第108回全国高校野球選手権大会は5日、1回戦が行われ、札幌日大は仙台育英に1-3で敗れた。ベンチ入りできなかった新保将理選手(3年)は、スタンドから声援を送り、敗戦後は「悔しいけど、サポートはできた。悔いはない。野球ってやっぱり楽しいな」とうなずいた。
料理と同じように仲間を支える
新保選手にとって、グラウンドは台所のように見える。練習前に必要な道具を先読みしてそろえ、片付けにもまごころを込める。大きな道具かばんは、175センチ、93キロの体をゆすりながら両手で運ぶ。仲間のサポートは、大好きなクッキングと同じだという。
小学生の頃、パン屋で働く母が夜勤で夕食を作れないことがあり、「自分が作ろう」と左手で包丁を握った。スマホの動画で学び、こだわりの唐揚げは低温で揚げた後、高温でジューシーに仕上げる。

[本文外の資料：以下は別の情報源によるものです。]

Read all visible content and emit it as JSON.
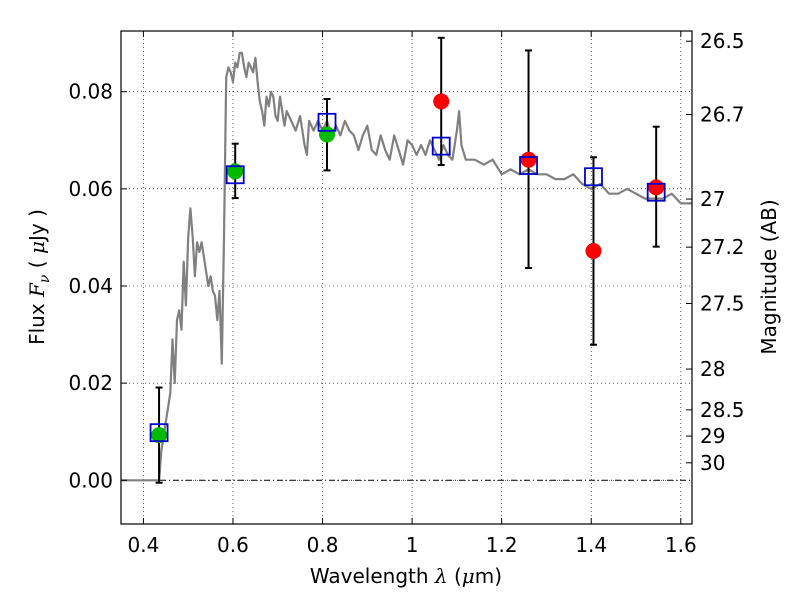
{
  "chart_data": {
    "type": "scatter",
    "xlabel": "Wavelength",
    "xlabel_symbol": "λ",
    "xlabel_unit_open": " (",
    "xlabel_unit_mu": "μ",
    "xlabel_unit_close": "m)",
    "ylabel": "Flux",
    "ylabel_symbol": "F",
    "ylabel_subscript": "ν",
    "ylabel_unit_open": " ( ",
    "ylabel_unit_mu": "μ",
    "ylabel_unit_close": "Jy )",
    "y2label": "Magnitude (AB)",
    "xlim": [
      0.35,
      1.625
    ],
    "ylim": [
      -0.009,
      0.0925
    ],
    "grid": true,
    "x_ticks": [
      {
        "value": 0.4,
        "label": "0.4"
      },
      {
        "value": 0.6,
        "label": "0.6"
      },
      {
        "value": 0.8,
        "label": "0.8"
      },
      {
        "value": 1.0,
        "label": "1"
      },
      {
        "value": 1.2,
        "label": "1.2"
      },
      {
        "value": 1.4,
        "label": "1.4"
      },
      {
        "value": 1.6,
        "label": "1.6"
      }
    ],
    "y_ticks": [
      {
        "value": 0.0,
        "label": "0.00"
      },
      {
        "value": 0.02,
        "label": "0.02"
      },
      {
        "value": 0.04,
        "label": "0.04"
      },
      {
        "value": 0.06,
        "label": "0.06"
      },
      {
        "value": 0.08,
        "label": "0.08"
      }
    ],
    "y2_ticks": [
      {
        "flux": 0.0904,
        "label": "26.5"
      },
      {
        "flux": 0.0753,
        "label": "26.7"
      },
      {
        "flux": 0.0579,
        "label": "27"
      },
      {
        "flux": 0.048,
        "label": "27.2"
      },
      {
        "flux": 0.0364,
        "label": "27.5"
      },
      {
        "flux": 0.0229,
        "label": "28"
      },
      {
        "flux": 0.0145,
        "label": "28.5"
      },
      {
        "flux": 0.0091,
        "label": "29"
      },
      {
        "flux": 0.0036,
        "label": "30"
      }
    ],
    "series": [
      {
        "style": "line",
        "color": "#808080",
        "x": [
          0.35,
          0.43,
          0.435,
          0.44,
          0.45,
          0.46,
          0.465,
          0.47,
          0.475,
          0.48,
          0.485,
          0.49,
          0.495,
          0.5,
          0.505,
          0.51,
          0.515,
          0.52,
          0.525,
          0.53,
          0.535,
          0.54,
          0.545,
          0.55,
          0.555,
          0.56,
          0.565,
          0.57,
          0.575,
          0.58,
          0.585,
          0.59,
          0.595,
          0.6,
          0.605,
          0.61,
          0.615,
          0.62,
          0.625,
          0.63,
          0.635,
          0.64,
          0.645,
          0.65,
          0.655,
          0.66,
          0.665,
          0.67,
          0.675,
          0.68,
          0.685,
          0.69,
          0.695,
          0.7,
          0.705,
          0.71,
          0.715,
          0.72,
          0.73,
          0.74,
          0.75,
          0.76,
          0.765,
          0.77,
          0.775,
          0.78,
          0.79,
          0.8,
          0.81,
          0.82,
          0.83,
          0.84,
          0.85,
          0.86,
          0.87,
          0.88,
          0.89,
          0.9,
          0.91,
          0.92,
          0.93,
          0.94,
          0.95,
          0.96,
          0.97,
          0.98,
          0.99,
          1.0,
          1.01,
          1.02,
          1.03,
          1.04,
          1.05,
          1.06,
          1.07,
          1.08,
          1.09,
          1.1,
          1.105,
          1.11,
          1.12,
          1.14,
          1.16,
          1.18,
          1.2,
          1.22,
          1.24,
          1.26,
          1.28,
          1.3,
          1.32,
          1.34,
          1.36,
          1.38,
          1.4,
          1.42,
          1.44,
          1.46,
          1.48,
          1.5,
          1.52,
          1.54,
          1.56,
          1.58,
          1.6,
          1.625
        ],
        "y": [
          0.0,
          0.0,
          0.0,
          0.006,
          0.012,
          0.018,
          0.029,
          0.02,
          0.033,
          0.035,
          0.031,
          0.045,
          0.036,
          0.05,
          0.056,
          0.05,
          0.042,
          0.049,
          0.047,
          0.049,
          0.046,
          0.043,
          0.04,
          0.042,
          0.039,
          0.038,
          0.033,
          0.039,
          0.024,
          0.05,
          0.083,
          0.085,
          0.084,
          0.082,
          0.086,
          0.085,
          0.088,
          0.088,
          0.085,
          0.083,
          0.086,
          0.085,
          0.084,
          0.087,
          0.082,
          0.078,
          0.076,
          0.073,
          0.079,
          0.077,
          0.08,
          0.079,
          0.075,
          0.074,
          0.079,
          0.076,
          0.073,
          0.076,
          0.074,
          0.072,
          0.075,
          0.069,
          0.067,
          0.074,
          0.073,
          0.072,
          0.074,
          0.072,
          0.074,
          0.071,
          0.073,
          0.071,
          0.074,
          0.072,
          0.071,
          0.068,
          0.071,
          0.073,
          0.068,
          0.067,
          0.071,
          0.068,
          0.066,
          0.071,
          0.068,
          0.065,
          0.07,
          0.069,
          0.067,
          0.069,
          0.067,
          0.07,
          0.068,
          0.066,
          0.069,
          0.067,
          0.066,
          0.072,
          0.076,
          0.069,
          0.066,
          0.066,
          0.065,
          0.066,
          0.063,
          0.064,
          0.063,
          0.064,
          0.063,
          0.063,
          0.062,
          0.062,
          0.063,
          0.061,
          0.06,
          0.061,
          0.059,
          0.059,
          0.06,
          0.059,
          0.058,
          0.058,
          0.058,
          0.059,
          0.057,
          0.057
        ]
      },
      {
        "style": "markers",
        "marker": "circle",
        "color": "#00bb00",
        "x": [
          0.435,
          0.605,
          0.81
        ],
        "y": [
          0.0093,
          0.0636,
          0.0712
        ]
      },
      {
        "style": "markers",
        "marker": "circle",
        "color": "#ff0000",
        "x": [
          1.065,
          1.26,
          1.405,
          1.545
        ],
        "y": [
          0.078,
          0.066,
          0.0472,
          0.0603
        ]
      },
      {
        "style": "markers",
        "marker": "open-square",
        "color": "#0000cc",
        "x": [
          0.435,
          0.605,
          0.81,
          1.065,
          1.26,
          1.405,
          1.545
        ],
        "y": [
          0.0098,
          0.0629,
          0.0737,
          0.0688,
          0.0648,
          0.0625,
          0.0593
        ]
      },
      {
        "style": "errorbars",
        "color": "#000000",
        "x": [
          0.435,
          0.605,
          0.81,
          1.065,
          1.26,
          1.405,
          1.545
        ],
        "y": [
          0.0093,
          0.0636,
          0.0712,
          0.078,
          0.066,
          0.0472,
          0.0603
        ],
        "ylow": [
          -0.0005,
          0.0581,
          0.0638,
          0.0649,
          0.0437,
          0.0279,
          0.0481
        ],
        "yhigh": [
          0.0191,
          0.0693,
          0.0785,
          0.0911,
          0.0885,
          0.0665,
          0.0728
        ]
      }
    ]
  }
}
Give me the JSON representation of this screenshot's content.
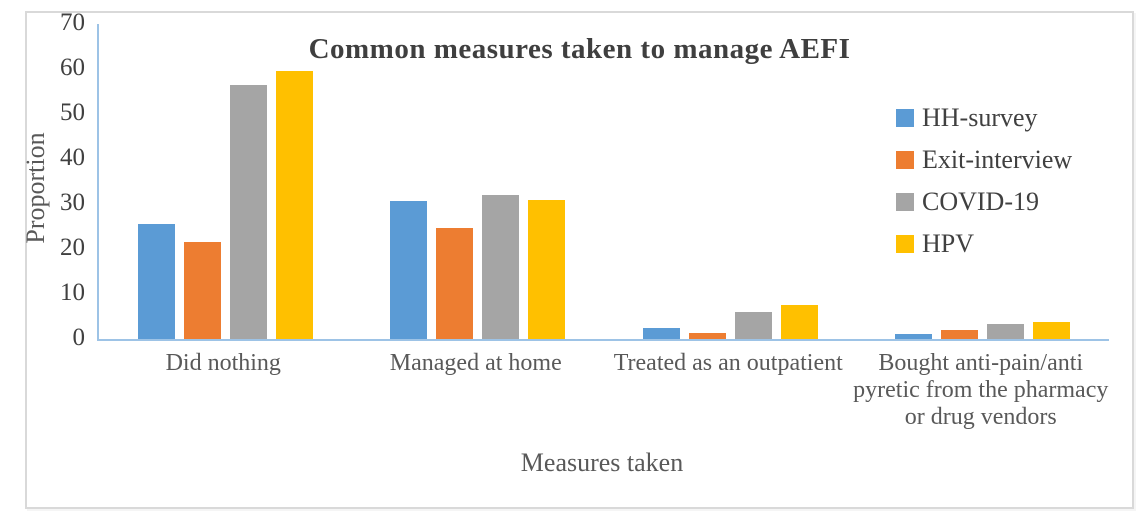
{
  "chart_data": {
    "type": "bar",
    "title": "Common measures taken to manage AEFI",
    "xlabel": "Measures taken",
    "ylabel": "Proportion",
    "ylim": [
      0,
      70
    ],
    "yticks": [
      0,
      10,
      20,
      30,
      40,
      50,
      60,
      70
    ],
    "grid": false,
    "legend_position": "right",
    "categories": [
      "Did nothing",
      "Managed at home",
      "Treated as an outpatient",
      "Bought anti-pain/anti pyretic from the pharmacy or drug vendors"
    ],
    "series": [
      {
        "name": "HH-survey",
        "color": "#5b9bd5",
        "values": [
          25.5,
          30.7,
          2.5,
          1.2
        ]
      },
      {
        "name": "Exit-interview",
        "color": "#ed7d31",
        "values": [
          21.5,
          24.7,
          1.4,
          2.1
        ]
      },
      {
        "name": "COVID-19",
        "color": "#a5a5a5",
        "values": [
          56.5,
          32.0,
          5.9,
          3.4
        ]
      },
      {
        "name": "HPV",
        "color": "#ffc000",
        "values": [
          59.5,
          31.0,
          7.6,
          3.8
        ]
      }
    ]
  },
  "colors": {
    "axis_line": "#9dc3e6",
    "frame_border": "#d9d9d9",
    "title_text": "#3f3f3f",
    "tick_text": "#404040",
    "category_text": "#595959"
  }
}
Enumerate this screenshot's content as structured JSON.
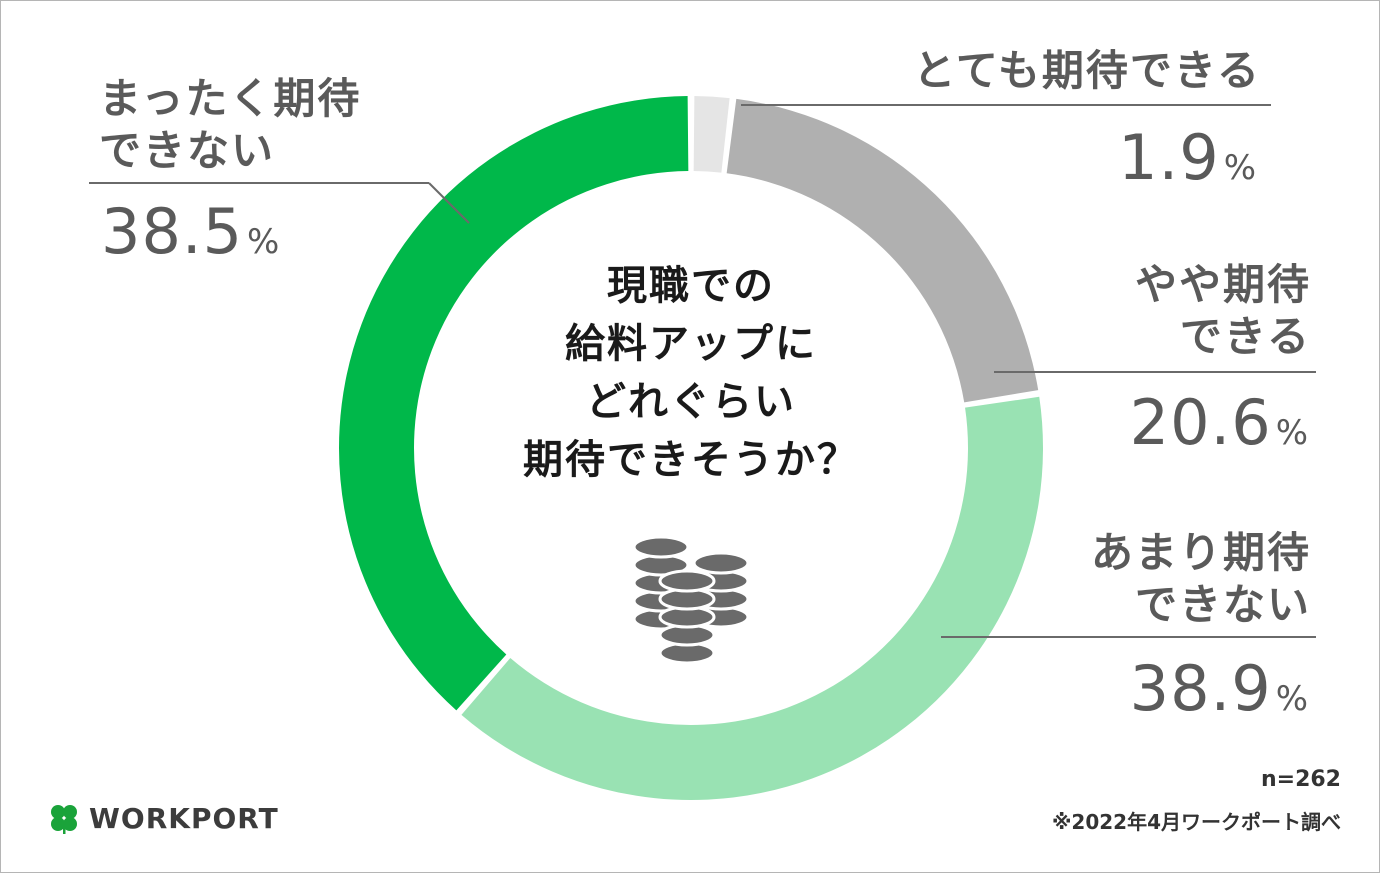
{
  "chart_data": {
    "type": "pie",
    "title": "現職での\n給料アップに\nどれぐらい\n期待できそうか？",
    "unit": "%",
    "series": [
      {
        "name": "とても期待できる",
        "label_lines": [
          "とても期待できる"
        ],
        "value": 1.9,
        "color": "#e5e5e5"
      },
      {
        "name": "やや期待できる",
        "label_lines": [
          "やや期待",
          "できる"
        ],
        "value": 20.6,
        "color": "#b0b0b0"
      },
      {
        "name": "あまり期待できない",
        "label_lines": [
          "あまり期待",
          "できない"
        ],
        "value": 38.9,
        "color": "#99e2b3"
      },
      {
        "name": "まったく期待できない",
        "label_lines": [
          "まったく期待",
          "できない"
        ],
        "value": 38.5,
        "color": "#00b84a"
      }
    ]
  },
  "footer": {
    "sample_size": "n=262",
    "source": "※2022年4月ワークポート調べ",
    "brand": "WORKPORT"
  },
  "icons": {
    "center": "coin-stack-icon",
    "brand": "clover-icon"
  },
  "colors": {
    "label_text": "#5a5a5a",
    "icon": "#6a6a6a",
    "brand_green": "#1aa33a"
  }
}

寮でも振る舞い、みんなの喜ぶ顔を見るのがうれしいという。
調理師の道と甲子園の狭間で
中学卒業後は調理師の道に進むか悩んだが、両親が「自分の好きなことをやったらいい」と言ってくれた。甲子園へのあこがれが勝った。
左腕から110キロ台と130キロ台の直球を投げ分け、唐揚げと同じように二段構えで打者を惑わせた。昨秋の大会ではマウンドにも立ったが、冬に肩やひじを痛め、最後の夏はベンチに入れなかった。
「誰かのために動くことが好き」
「誰かのために動くことが好き」と料理が教えてくれた。だから、わだかまりもなくサポート役に回れ、主力に野球へ集中してほしいと心から思えた。
今後は調理師を目指して専門学校へ進む。「裏方で培った丁寧さや気遣いが生きるはず」と話す。最近、北海道で鹿の肉を食べ、うまみに感動した。ジビエを扱うフランス料理も学び、ミシュランの星を夢見ている。